27. Since you’ll be editing the attributes of a number of materials, it’s helpful to “dock” the Attribute Editor into the interface. A floating window can get in the way if you are using it a lot. To dock the Attribute Editor, click the Show or hide the Attribute Editor button in the status line. This takes the place of the Channel Box/Layer Editor.
28. Change the name of the newly created Phong material to phongCone.
29. Change the Color attribute to a yellow/orange color (HSV 47, 0.9, 0.9).
30. Decrease the Cosine Power to 7 — this has the effect of broadening the specular highlights of the material, making it look less like plastic.
31. Drag the Specular Color slider to the left, to about the one-quarter position. This decreases the brightness of specular highlights, dulling the material.
32. MMB-drag the phongCone material onto the waffleCone object.
33. Create another Phong material. Name it phongVanilla.
34. Change the Color to slightly off-white.
35. Increase the Ambient Color slider slightly.
36. Set the Cosine Power to 16.
37. Lower the Specular Color to about the one-quarter position.
38. MMB-drag thephongVanilla material onto the Scoop object.

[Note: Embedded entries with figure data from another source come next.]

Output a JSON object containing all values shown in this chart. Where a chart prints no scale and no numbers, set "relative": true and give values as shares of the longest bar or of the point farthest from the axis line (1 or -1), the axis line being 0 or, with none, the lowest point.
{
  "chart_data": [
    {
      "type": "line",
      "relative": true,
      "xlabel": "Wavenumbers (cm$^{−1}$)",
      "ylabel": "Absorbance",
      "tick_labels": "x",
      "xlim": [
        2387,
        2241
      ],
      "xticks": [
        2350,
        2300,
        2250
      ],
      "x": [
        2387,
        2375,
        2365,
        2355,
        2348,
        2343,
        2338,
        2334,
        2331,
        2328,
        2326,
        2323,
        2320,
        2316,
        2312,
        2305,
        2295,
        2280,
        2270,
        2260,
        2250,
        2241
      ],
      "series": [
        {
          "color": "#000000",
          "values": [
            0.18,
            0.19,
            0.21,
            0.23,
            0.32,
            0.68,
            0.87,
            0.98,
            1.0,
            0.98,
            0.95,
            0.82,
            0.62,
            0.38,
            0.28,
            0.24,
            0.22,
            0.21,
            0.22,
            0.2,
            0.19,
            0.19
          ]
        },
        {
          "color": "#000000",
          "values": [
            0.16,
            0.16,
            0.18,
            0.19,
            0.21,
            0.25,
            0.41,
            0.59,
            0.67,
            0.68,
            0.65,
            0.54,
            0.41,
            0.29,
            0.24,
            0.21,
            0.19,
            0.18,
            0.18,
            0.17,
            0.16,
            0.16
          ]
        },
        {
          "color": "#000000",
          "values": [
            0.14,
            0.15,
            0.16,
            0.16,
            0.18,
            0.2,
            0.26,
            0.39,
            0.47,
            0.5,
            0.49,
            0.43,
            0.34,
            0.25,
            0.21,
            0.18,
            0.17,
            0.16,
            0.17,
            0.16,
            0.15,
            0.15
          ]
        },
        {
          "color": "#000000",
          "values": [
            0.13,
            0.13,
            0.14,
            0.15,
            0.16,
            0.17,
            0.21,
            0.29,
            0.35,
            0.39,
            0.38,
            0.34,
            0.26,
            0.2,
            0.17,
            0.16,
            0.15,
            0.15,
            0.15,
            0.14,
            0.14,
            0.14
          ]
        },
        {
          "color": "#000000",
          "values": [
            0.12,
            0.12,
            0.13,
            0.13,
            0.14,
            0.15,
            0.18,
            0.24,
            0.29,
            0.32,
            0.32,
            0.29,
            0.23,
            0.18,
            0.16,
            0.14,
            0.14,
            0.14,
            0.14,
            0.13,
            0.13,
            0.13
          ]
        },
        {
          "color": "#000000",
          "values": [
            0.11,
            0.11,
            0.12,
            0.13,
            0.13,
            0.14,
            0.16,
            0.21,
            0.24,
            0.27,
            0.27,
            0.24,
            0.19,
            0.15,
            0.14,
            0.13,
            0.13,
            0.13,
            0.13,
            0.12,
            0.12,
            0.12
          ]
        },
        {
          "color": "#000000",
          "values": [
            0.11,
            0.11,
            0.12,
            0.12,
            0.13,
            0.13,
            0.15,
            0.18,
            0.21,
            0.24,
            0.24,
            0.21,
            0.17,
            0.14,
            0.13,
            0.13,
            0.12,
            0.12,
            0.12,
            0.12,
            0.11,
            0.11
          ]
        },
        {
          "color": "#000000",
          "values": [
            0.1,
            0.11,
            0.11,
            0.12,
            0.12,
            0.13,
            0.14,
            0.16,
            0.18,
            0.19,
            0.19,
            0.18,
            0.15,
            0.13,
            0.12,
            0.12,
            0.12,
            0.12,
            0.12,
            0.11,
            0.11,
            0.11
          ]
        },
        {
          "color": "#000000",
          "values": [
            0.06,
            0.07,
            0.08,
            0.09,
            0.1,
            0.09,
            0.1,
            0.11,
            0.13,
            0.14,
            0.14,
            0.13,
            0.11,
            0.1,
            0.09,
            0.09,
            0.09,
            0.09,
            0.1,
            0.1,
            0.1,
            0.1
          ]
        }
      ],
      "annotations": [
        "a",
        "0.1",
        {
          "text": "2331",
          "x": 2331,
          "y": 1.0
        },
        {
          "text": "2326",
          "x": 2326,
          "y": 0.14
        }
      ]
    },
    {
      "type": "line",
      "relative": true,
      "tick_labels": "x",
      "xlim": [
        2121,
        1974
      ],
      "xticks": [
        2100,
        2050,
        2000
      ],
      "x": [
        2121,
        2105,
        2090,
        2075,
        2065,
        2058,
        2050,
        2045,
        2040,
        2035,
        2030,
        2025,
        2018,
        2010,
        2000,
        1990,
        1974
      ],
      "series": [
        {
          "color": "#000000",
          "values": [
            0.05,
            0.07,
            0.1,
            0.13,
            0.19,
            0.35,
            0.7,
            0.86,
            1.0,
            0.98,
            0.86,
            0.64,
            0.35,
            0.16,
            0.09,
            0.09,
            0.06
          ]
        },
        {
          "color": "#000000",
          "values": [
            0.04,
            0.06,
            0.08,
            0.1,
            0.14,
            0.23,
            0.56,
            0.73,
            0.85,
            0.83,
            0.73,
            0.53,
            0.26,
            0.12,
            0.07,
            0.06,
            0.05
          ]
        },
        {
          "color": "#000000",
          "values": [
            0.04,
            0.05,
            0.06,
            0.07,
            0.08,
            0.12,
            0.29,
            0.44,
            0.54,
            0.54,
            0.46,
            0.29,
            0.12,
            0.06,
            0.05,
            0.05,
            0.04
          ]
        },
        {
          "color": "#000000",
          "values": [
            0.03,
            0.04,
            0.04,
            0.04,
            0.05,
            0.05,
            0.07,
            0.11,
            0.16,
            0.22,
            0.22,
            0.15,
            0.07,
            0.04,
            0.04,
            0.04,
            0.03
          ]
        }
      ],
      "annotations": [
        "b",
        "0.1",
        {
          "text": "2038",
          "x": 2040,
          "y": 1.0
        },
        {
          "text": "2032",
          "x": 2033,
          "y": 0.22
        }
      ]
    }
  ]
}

39. In the Hypershade, select the phongVanilla material, click Edit > Duplicate > Shading Network. This makes a copy called phongVanilla1. Rename it phongChocolate.
40. Change the phongChocolate color to brown (HSV 27, 0.65, 0.4).

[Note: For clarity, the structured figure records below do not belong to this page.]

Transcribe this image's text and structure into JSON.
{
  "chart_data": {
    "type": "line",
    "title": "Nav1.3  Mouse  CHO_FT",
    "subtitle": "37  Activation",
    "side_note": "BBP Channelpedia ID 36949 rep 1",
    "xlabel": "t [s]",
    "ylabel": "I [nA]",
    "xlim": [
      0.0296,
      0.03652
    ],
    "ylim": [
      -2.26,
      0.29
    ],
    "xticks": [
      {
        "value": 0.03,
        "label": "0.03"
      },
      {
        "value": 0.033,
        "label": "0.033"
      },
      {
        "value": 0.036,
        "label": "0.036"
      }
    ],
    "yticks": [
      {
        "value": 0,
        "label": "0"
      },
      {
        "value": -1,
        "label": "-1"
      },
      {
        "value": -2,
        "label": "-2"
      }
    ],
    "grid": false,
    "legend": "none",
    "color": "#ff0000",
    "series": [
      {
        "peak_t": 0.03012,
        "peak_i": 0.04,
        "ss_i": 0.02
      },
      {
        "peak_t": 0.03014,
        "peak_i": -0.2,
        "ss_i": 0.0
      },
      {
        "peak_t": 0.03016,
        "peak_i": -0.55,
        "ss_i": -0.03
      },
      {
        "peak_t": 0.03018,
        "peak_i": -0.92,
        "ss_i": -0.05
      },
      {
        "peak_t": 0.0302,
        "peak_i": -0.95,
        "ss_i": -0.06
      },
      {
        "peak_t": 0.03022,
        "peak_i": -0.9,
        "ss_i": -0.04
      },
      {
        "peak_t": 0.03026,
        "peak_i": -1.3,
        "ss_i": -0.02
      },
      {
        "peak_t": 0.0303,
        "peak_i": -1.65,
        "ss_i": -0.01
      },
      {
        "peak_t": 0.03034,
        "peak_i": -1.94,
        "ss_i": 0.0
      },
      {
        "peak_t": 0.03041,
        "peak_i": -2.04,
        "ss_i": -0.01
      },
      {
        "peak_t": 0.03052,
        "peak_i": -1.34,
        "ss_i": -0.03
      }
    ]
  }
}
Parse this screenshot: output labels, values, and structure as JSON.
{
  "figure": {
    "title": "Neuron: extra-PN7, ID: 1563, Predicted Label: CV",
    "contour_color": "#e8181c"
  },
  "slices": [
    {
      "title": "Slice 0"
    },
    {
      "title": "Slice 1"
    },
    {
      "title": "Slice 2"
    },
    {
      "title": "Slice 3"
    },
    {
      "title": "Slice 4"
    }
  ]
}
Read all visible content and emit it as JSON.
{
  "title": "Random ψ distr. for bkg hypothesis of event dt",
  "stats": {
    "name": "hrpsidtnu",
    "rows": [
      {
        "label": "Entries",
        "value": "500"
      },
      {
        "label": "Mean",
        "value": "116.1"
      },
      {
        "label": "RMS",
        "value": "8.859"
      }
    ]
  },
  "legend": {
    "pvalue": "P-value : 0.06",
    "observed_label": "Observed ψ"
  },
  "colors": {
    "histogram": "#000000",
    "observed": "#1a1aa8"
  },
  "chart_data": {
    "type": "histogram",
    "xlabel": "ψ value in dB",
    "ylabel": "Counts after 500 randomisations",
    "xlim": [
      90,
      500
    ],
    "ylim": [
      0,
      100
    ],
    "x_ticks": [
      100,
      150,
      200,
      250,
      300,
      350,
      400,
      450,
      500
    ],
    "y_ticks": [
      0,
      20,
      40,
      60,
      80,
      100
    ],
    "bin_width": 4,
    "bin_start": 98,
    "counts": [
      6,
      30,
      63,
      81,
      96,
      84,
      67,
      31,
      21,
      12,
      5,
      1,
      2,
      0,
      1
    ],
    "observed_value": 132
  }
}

41. MMB-drag phongChocolate onto the Scoop02 object.
42. For the cherry, create a new Phong material, and name it phongCherry.
43. Change the color to deep red (HSV 3, 0.9, 0.8)
44. For a tight highlight, increase the Cosine Power to 80.
45. Change the Specular Color to a light grey, about three-quarters to the right on the slider.
46. MMB-drag thephongCherry material onto the Cherry and Stem objects (see Figure 2.16).
47. Save the scene as modeling_icecream_end.ma.
Figure 2.16: The finished model